Before this procedure, your doctor may ask you to stop taking certain medications and foods. They might also request that you start massaging your scalp for about 30 minutes each day to balance blood flow and help prepare it for the surgery.
Your surgeon will begin by cleaning your scalp and injecting medicine to numb it. They will then choose one of two methods: follicular unit strip surgery (FUSS) or follicular unit extraction (FUE). In FUSS, your doctor will remove a strip of skin from the back of your head that contains healthy hair. They will then use a microscope to separate the drawn strip into follicular units, each containing one or more inches.
In the past, doctors used to transplant whole sections of hair, called “hair plugs.” However, advancements in transplant technology now allow surgeons to move a single healthy hair at a time. This helps achieve natural-looking results on hair transplant growth timeline.
The procedure may take four to eight hours, and you might need more than one session to get the full head of hair you want. The number of grafts you need will depend on your hair density and the coverage you’re looking for.
If you choose a surgeon with extensive experience in FUT and FUE, they should be able to perform the procedure faster and with less damage to your scalp. They can also handle more grafts in a shorter period. This could mean you’ll need fewer sessions, or it might be possible to do a single, more extended session that allows your doctor to move 2,500-3,000 grafts simultaneously.
The good news is that the recovery process from a hair transplant is much quicker and easier than you might expect. The procedure can be completed over a day, and you should return to your routine within a few days.

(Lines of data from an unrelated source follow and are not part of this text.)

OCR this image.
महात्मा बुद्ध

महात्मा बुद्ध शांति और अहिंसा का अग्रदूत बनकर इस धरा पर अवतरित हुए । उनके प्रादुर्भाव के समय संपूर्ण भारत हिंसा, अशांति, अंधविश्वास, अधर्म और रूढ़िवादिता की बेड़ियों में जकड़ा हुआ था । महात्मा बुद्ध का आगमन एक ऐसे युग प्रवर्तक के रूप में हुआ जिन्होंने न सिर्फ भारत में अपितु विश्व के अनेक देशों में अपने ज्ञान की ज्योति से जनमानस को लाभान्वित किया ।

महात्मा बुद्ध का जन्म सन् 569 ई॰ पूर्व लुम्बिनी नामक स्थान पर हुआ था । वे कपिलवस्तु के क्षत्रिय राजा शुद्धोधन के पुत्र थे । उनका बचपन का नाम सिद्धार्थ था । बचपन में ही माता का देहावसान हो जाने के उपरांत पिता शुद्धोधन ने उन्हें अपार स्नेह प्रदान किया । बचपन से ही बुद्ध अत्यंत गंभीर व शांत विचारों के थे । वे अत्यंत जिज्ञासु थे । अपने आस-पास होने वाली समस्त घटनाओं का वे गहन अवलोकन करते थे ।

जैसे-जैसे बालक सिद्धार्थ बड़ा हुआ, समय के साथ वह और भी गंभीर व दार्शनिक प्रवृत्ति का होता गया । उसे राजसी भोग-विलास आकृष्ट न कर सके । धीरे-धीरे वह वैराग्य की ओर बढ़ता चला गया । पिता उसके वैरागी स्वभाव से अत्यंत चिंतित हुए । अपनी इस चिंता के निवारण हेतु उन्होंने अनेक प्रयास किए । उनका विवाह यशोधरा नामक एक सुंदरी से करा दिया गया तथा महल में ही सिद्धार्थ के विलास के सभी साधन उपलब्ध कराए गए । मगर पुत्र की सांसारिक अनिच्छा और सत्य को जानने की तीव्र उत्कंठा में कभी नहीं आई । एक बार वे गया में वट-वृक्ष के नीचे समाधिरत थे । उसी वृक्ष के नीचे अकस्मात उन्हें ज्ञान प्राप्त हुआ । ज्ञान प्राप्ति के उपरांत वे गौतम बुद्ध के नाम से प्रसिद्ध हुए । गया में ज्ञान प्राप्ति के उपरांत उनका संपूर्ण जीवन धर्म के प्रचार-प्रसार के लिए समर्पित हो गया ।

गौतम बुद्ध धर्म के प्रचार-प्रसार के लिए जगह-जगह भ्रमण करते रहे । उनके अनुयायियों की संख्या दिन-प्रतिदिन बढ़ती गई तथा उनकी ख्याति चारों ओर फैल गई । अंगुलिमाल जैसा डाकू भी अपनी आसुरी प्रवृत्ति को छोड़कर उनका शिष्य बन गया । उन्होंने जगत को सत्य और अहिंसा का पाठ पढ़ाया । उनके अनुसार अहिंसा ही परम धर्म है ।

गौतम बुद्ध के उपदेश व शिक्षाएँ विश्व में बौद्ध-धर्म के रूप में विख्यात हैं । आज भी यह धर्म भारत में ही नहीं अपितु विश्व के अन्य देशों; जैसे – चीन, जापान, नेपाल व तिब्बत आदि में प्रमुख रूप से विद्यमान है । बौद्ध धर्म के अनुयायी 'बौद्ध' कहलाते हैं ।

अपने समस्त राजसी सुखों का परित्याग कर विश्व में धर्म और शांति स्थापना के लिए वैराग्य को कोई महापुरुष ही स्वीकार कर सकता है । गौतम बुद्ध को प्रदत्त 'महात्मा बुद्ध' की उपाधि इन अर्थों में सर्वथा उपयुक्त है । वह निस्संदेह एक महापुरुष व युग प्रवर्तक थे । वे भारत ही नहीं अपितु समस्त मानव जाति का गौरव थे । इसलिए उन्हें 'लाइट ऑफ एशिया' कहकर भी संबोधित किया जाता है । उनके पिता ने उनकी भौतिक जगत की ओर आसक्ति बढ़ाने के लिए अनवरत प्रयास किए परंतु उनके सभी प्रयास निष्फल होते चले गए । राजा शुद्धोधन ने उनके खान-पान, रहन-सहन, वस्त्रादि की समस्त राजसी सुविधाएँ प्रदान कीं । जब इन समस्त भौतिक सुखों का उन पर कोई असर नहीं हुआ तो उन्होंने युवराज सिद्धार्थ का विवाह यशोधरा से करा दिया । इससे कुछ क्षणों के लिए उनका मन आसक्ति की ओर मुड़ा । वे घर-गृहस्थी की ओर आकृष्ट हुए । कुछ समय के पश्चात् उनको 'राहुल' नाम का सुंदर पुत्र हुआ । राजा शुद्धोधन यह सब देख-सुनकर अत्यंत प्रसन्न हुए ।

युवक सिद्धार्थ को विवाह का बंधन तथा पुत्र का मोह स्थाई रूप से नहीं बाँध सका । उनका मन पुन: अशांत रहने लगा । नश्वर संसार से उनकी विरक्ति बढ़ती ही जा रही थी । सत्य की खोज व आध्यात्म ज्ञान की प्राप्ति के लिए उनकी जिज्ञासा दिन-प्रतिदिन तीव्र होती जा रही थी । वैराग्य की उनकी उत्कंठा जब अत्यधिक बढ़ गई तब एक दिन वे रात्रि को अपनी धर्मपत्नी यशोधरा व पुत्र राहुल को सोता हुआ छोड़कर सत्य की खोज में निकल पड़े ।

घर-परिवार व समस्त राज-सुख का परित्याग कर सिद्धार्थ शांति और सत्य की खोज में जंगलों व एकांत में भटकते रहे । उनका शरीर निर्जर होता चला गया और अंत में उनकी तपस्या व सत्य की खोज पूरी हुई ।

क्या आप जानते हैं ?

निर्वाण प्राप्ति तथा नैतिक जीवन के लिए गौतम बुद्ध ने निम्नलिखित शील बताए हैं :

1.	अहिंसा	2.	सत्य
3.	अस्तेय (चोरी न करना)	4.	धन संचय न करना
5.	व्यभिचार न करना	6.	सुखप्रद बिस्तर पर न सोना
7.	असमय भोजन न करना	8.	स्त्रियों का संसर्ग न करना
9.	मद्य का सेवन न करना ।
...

Hair transplants involve moving healthy full-size, vigorously growing hair follicles from the back of the scalp (the donor area) to thinning or balding areas on the head that need new strands. The procedure can be used to correct genetic and hormonal hair loss as well as several other medical conditions.
During surgery, surgeons use local anesthesia to ensure you don’t feel pain. They also create small holes or slits where the grafts will be planted. They may need the help of other team members to get everything done efficiently and correctly.
After the surgery, your scalp will scab up for a few days. Don’t scratch or wear a hat, which could dislodge the scabs. Instead, wash the recipient area with a gentle shampoo. Be careful not to rub too hard or wash directly over the scabs, as this can damage the hair follicles and cause them to fail.
In a tissue expansion hair transplant, the doctor places balloon-like devices called tissue expanders under the skin of a section of the scalp with healthy hair. Over a few months, they fill these expanders with saline, encouraging the scalp to grow more skin cells. Once they have enough, the doctor removes the expanders and surgically places a flap of hair-bearing skin over the bald area.